Snotlout reminds me of Korah (Numbers 16:1). Although God had given the Levites special access to perform various roles within the sanctuary, Korah wasn’t satisfied. He envied the leadership status granted to Moses and Aaron. In time, he managed to incite several other tribal elders to rebel against them (Numbers 16:2).
God judged this rebellion with a spectacular show of force, wiping out fallen leaders and followers alike. But “the sons of Korah did not die” (Numbers 26:11). Although Korah instigated the uprising, his family wasn’t destroyed.
Fast forward a bit and Korah’s name pops up again. His descendants were still stirring up the people. Only this time, they were doing it in a good way—seeking God’s glory and none for themselves. Humility and contentment replaced arrogance and envy. In a song, they declared, “A single day in [God’s] courts is better than a thousand anywhere else! I would rather be a gatekeeper in the house of my God than live the good life in the homes of the wicked” (Psalm 84:10).

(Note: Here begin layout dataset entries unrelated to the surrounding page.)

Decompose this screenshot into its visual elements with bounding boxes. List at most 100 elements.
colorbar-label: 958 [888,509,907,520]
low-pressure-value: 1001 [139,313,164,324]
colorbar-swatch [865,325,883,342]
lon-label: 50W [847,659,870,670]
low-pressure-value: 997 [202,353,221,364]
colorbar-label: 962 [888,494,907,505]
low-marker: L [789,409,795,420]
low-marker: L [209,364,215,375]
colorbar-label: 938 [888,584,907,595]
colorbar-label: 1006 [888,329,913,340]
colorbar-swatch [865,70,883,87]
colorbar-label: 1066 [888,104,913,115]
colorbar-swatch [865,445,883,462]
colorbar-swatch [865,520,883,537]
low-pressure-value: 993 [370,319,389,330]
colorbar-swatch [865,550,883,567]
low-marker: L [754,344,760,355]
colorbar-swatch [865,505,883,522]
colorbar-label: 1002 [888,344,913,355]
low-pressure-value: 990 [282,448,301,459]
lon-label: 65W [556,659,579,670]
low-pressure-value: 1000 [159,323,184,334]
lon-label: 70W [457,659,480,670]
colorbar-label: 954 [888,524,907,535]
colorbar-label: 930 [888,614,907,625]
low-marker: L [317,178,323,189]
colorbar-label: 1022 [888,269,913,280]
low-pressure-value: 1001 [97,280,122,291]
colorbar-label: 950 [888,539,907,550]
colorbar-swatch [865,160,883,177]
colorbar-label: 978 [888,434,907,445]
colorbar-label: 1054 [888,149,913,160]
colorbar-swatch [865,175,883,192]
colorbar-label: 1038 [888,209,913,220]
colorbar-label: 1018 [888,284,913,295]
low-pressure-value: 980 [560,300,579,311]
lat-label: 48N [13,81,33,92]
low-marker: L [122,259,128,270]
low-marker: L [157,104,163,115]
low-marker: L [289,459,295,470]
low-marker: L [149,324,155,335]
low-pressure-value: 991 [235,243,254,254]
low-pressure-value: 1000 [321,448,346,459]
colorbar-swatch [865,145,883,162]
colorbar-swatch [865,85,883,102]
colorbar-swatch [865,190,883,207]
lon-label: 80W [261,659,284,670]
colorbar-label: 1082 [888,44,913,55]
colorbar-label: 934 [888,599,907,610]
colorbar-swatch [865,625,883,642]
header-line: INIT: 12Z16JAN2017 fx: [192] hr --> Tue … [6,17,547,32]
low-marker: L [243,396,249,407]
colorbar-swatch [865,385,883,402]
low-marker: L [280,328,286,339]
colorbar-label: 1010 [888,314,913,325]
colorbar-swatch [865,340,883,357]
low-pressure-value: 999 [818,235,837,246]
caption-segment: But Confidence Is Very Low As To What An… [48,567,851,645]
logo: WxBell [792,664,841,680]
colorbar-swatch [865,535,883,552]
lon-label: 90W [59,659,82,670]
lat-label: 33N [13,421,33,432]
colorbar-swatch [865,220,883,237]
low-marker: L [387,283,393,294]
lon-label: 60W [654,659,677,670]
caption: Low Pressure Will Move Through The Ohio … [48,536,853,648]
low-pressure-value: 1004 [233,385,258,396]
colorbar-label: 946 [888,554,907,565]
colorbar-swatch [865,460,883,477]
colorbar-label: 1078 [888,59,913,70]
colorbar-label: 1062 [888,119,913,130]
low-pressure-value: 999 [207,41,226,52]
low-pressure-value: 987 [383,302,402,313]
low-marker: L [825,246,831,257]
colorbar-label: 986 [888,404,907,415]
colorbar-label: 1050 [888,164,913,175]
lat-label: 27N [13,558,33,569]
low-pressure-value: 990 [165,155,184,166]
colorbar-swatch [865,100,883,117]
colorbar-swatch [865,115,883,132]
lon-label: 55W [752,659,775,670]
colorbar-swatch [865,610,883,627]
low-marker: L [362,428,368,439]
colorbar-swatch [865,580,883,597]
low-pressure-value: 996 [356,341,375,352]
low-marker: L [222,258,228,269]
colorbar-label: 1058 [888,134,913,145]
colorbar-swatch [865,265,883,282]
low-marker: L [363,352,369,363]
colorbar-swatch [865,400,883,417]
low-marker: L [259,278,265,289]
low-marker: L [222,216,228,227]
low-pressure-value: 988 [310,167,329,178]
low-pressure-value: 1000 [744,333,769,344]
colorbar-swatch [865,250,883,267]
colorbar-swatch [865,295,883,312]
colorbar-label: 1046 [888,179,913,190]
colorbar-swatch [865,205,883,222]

God saw past an ancestor’s pride and preserved generations of worshipers. No matter your past or that of relatives who have come before, He can redeem and restore those who have fallen.
NLT 365-day reading plan passage for today: Mark 6:1-13
In 1 Timothy 1:15, note how Paul—one of the greatest leaders in the early church—described himself.
How has God revealed His redeeming ways to you? What does it take to receive the restoration and redemption He offers to even the worst of sinners?